Brandt, in contrast, who shared the disorientation and aimlessness of many men and women of his generation after Germany’s loss of World War I and obviously was on the lookout for a charismatic savior-figure, took the nationalist path. In a document he drew up after the end of the war to provide intellectual “clarification” (his term) about what had happened, he wrote that Hitler had “opened the eyes” of the German People, “showed it its soul again and restored its faith in itself.” Thanks to Hitler, Brandt wrote, “old names and values” had been “brought back to life” and “Germany’s own spirit shone forth again… in the present.”21 The young, ambitious, not unadventurous doctor had only waited until the right moment, in 1933—or so his biographer Ulf Schmidt claims—to approach Hitler through his fiancée Anni Rehborn and attract his attention.
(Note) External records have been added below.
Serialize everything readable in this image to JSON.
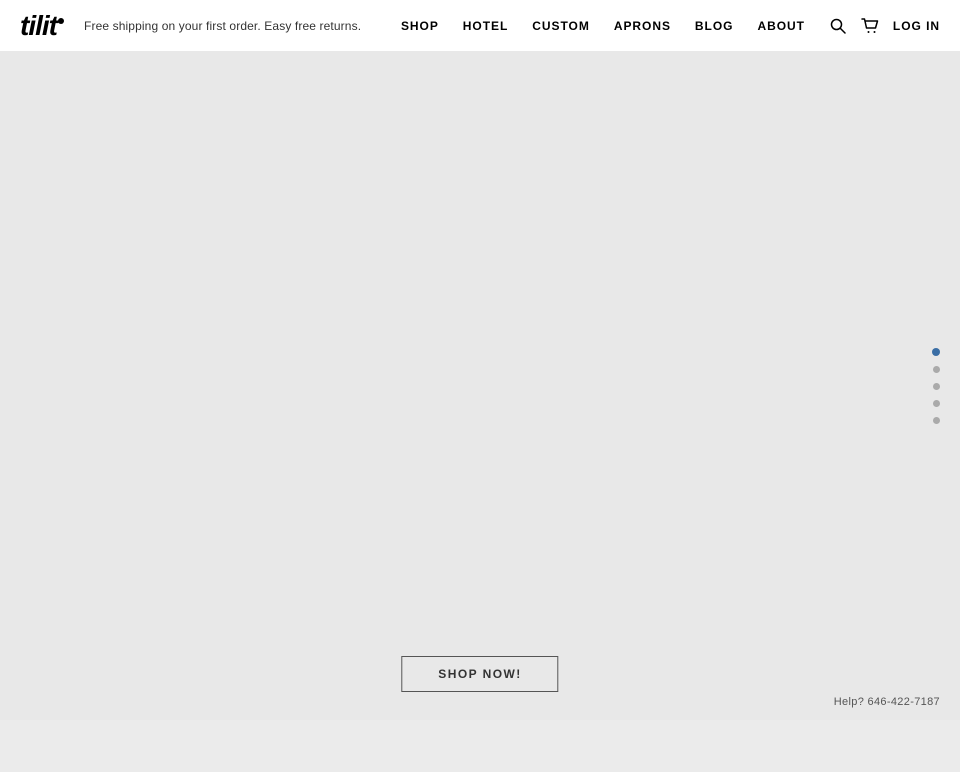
{
  "header": {
    "logo_text": "tilit",
    "tagline": "Free shipping on your first order. Easy free returns.",
    "nav_items": [
      {
        "label": "SHOP",
        "id": "shop"
      },
      {
        "label": "HOTEL",
        "id": "hotel"
      },
      {
        "label": "CUSTOM",
        "id": "custom"
      },
      {
        "label": "APRONS",
        "id": "aprons"
      },
      {
        "label": "BLOG",
        "id": "blog"
      },
      {
        "label": "ABOUT",
        "id": "about"
      },
      {
        "label": "LOG IN",
        "id": "login"
      }
    ]
  },
  "main": {
    "background_color": "#e8e8e8",
    "shop_now_label": "SHOP NOW!",
    "help_text": "Help? 646-422-7187",
    "slide_dots": [
      {
        "active": true
      },
      {
        "active": false
      },
      {
        "active": false
      },
      {
        "active": false
      },
      {
        "active": false
      }
    ]
  }
}
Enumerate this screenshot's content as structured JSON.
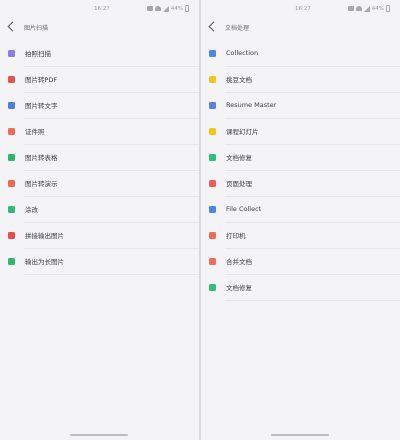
{
  "screens": [
    {
      "status": {
        "time": "16:27",
        "battery": "44%"
      },
      "title": "图片扫描",
      "items": [
        {
          "label": "拍照扫描",
          "icon": "scan-icon",
          "color": "#8e7be6"
        },
        {
          "label": "图片转PDF",
          "icon": "pdf-icon",
          "color": "#e6534a"
        },
        {
          "label": "图片转文字",
          "icon": "text-icon",
          "color": "#4a7de6"
        },
        {
          "label": "证件照",
          "icon": "id-photo-icon",
          "color": "#f06b5a"
        },
        {
          "label": "图片转表格",
          "icon": "table-icon",
          "color": "#2fb46b"
        },
        {
          "label": "图片转演示",
          "icon": "slides-icon",
          "color": "#f0694e"
        },
        {
          "label": "涂改",
          "icon": "erase-icon",
          "color": "#34b87a"
        },
        {
          "label": "拼接输出图片",
          "icon": "stitch-icon",
          "color": "#e64b4b"
        },
        {
          "label": "输出为长图片",
          "icon": "long-image-icon",
          "color": "#30b56c"
        }
      ]
    },
    {
      "status": {
        "time": "16:27",
        "battery": "44%"
      },
      "title": "文档处理",
      "items": [
        {
          "label": "Collection",
          "icon": "collection-icon",
          "color": "#4a86e8"
        },
        {
          "label": "挑豆文档",
          "icon": "note-icon",
          "color": "#f5c518"
        },
        {
          "label": "Resume Master",
          "icon": "resume-icon",
          "color": "#5b7fe0"
        },
        {
          "label": "课程幻灯片",
          "icon": "course-slides-icon",
          "color": "#f5c518"
        },
        {
          "label": "文档修复",
          "icon": "repair-icon",
          "color": "#2fbf7a"
        },
        {
          "label": "页面处理",
          "icon": "page-icon",
          "color": "#f05a5a"
        },
        {
          "label": "File Collect",
          "icon": "folder-icon",
          "color": "#4a86e8"
        },
        {
          "label": "打印机",
          "icon": "printer-icon",
          "color": "#f06c5a"
        },
        {
          "label": "合并文档",
          "icon": "merge-icon",
          "color": "#f06c5a"
        },
        {
          "label": "文档修复",
          "icon": "doc-repair-icon",
          "color": "#2fbf7a"
        }
      ]
    }
  ]
}
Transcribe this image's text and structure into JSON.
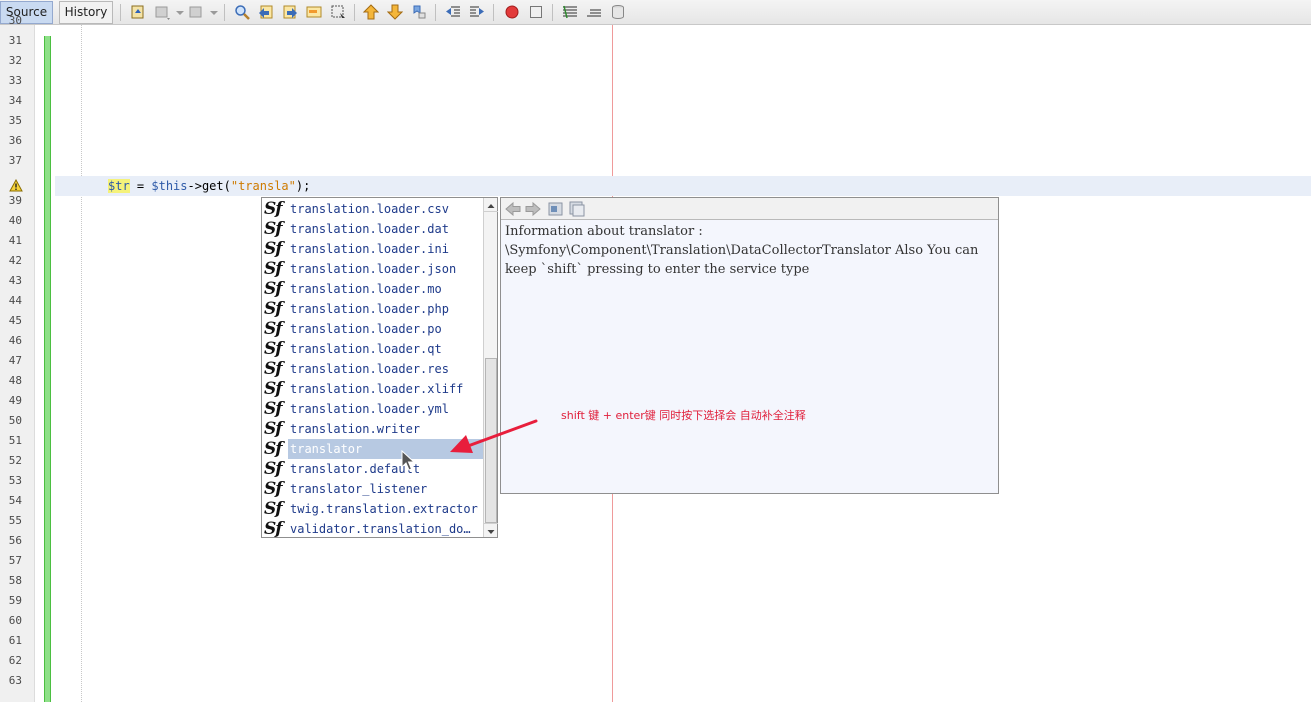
{
  "toolbar": {
    "tabs": [
      {
        "label": "Source",
        "active": true
      },
      {
        "label": "History",
        "active": false
      }
    ],
    "icons": [
      "last-edit-icon",
      "back-icon",
      "forward-icon",
      "find-selection-icon",
      "find-previous-icon",
      "find-next-icon",
      "toggle-highlight-icon",
      "toggle-rectangular-selection-icon",
      "previous-bookmark-icon",
      "next-bookmark-icon",
      "toggle-bookmark-icon",
      "shift-left-icon",
      "shift-right-icon",
      "start-macro-icon",
      "stop-macro-icon",
      "comment-icon",
      "uncomment-icon",
      "database-icon"
    ]
  },
  "editor": {
    "line_numbers": [
      "30",
      "31",
      "32",
      "33",
      "34",
      "35",
      "36",
      "37",
      "38",
      "39",
      "40",
      "41",
      "42",
      "43",
      "44",
      "45",
      "46",
      "47",
      "48",
      "49",
      "50",
      "51",
      "52",
      "53",
      "54",
      "55",
      "56",
      "57",
      "58",
      "59",
      "60",
      "61",
      "62",
      "63"
    ],
    "warning_line": "38",
    "code": {
      "var_name_hl": "$tr",
      "equals": " = ",
      "this_var": "$this",
      "call": "->get(",
      "string": "\"transla\"",
      "end": ");"
    }
  },
  "completion": {
    "items": [
      {
        "label": "translation.loader.csv",
        "selected": false
      },
      {
        "label": "translation.loader.dat",
        "selected": false
      },
      {
        "label": "translation.loader.ini",
        "selected": false
      },
      {
        "label": "translation.loader.json",
        "selected": false
      },
      {
        "label": "translation.loader.mo",
        "selected": false
      },
      {
        "label": "translation.loader.php",
        "selected": false
      },
      {
        "label": "translation.loader.po",
        "selected": false
      },
      {
        "label": "translation.loader.qt",
        "selected": false
      },
      {
        "label": "translation.loader.res",
        "selected": false
      },
      {
        "label": "translation.loader.xliff",
        "selected": false
      },
      {
        "label": "translation.loader.yml",
        "selected": false
      },
      {
        "label": "translation.writer",
        "selected": false
      },
      {
        "label": "translator",
        "selected": true
      },
      {
        "label": "translator.default",
        "selected": false
      },
      {
        "label": "translator_listener",
        "selected": false
      },
      {
        "label": "twig.translation.extractor",
        "selected": false
      },
      {
        "label": "validator.translation_do…",
        "selected": false
      }
    ],
    "item_icon_text": "Sf",
    "scroll_fraction": 0.55
  },
  "doc": {
    "text": "Information about translator : \\Symfony\\Component\\Translation\\DataCollectorTranslator Also You can keep `shift` pressing to enter the service type",
    "buttons": [
      "back-icon",
      "forward-icon",
      "goto-source-icon",
      "open-browser-icon"
    ]
  },
  "annotation": {
    "text": "shift 键 + enter键  同时按下选择会 自动补全注释",
    "color": "#e0203c"
  }
}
In fact, the career of the barely thirty-year-old doctor had been steeply on the rise since the summer of 1933. In November 1933, he transferred from Bochum to the recently reopened, well-known University Surgical Clinic on the Ziegelstrasse in Berlin as the Party physician.22 At his wedding, on March 17, 1934, Hitler and Hermann Göring appeared as witnesses. The reception took place in Göring’s Berlin apartment.23 After that, it was probably already easy to predict that Brandt would soon be given a position in Hitler’s immediate retinue. In any case, he himself laid the groundwork for such a position by submitting an application to the SS in April 1934. Two months later, he received the offer to accompany the Reich Chancellor as a specialist for accident injuries on his foreign travels.24 From then on, Brandt and his wife were among the constant guests on the Obersalzberg.